The older cop looked over at the Pinto. “Go call in the plate,” he told his partner. Then, as the younger cop walked back to the cruiser, he asked me, “Where you from, dog?”

“Meade,” I answered. “Can I pull my pants back up now?”

“Not yet,” he said.

We stood in the cold until the other cop came back and said the car was clean. “All right, go the fuck back where you come from,” the older cop said.

“Yeah, and you better think twice before you take a shit in Portsmouth again,” said the muscled one. Then they both busted a gut as they walked to the cruiser.

I pulled my pants up and watched them back down the alley, then I started to get in the car. “You’re not getting in here like that,” Dee said. I looked around, pulled a flattened cardboard box out of the Dumpster and laid it on the passenger seat. “Oh, God,” she said when I slid in and slammed the door shut. “You should kill yourself.” My jeans and hands were pasted with shit.

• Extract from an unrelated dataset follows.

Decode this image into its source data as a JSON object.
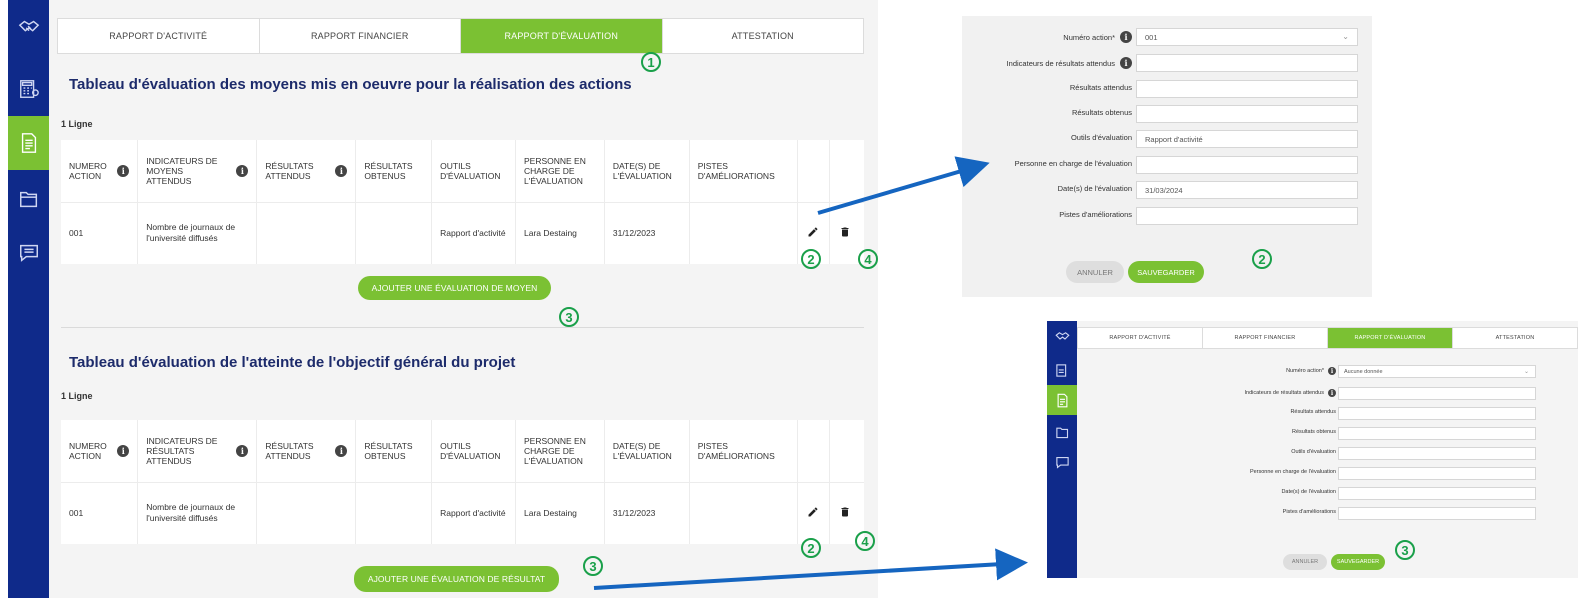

Jerking open the glove box, I fumbled around for the Oxy I’d brought with me. “It’ll be all right,” I said as I chewed the tablets up, and tried to calm down.

“Oh, Marshall, did you hear that?” Dee said sarcastically. “Daddy says everything is going to be just fine and fuckin’ dandy.” She wheeled out of the alley and drove a block down the street, then pulled over. Even with the windows open, the smell of me was sickening. “Walk over there and clean up,” Dee said, pointing to a Chinese restaurant across the street.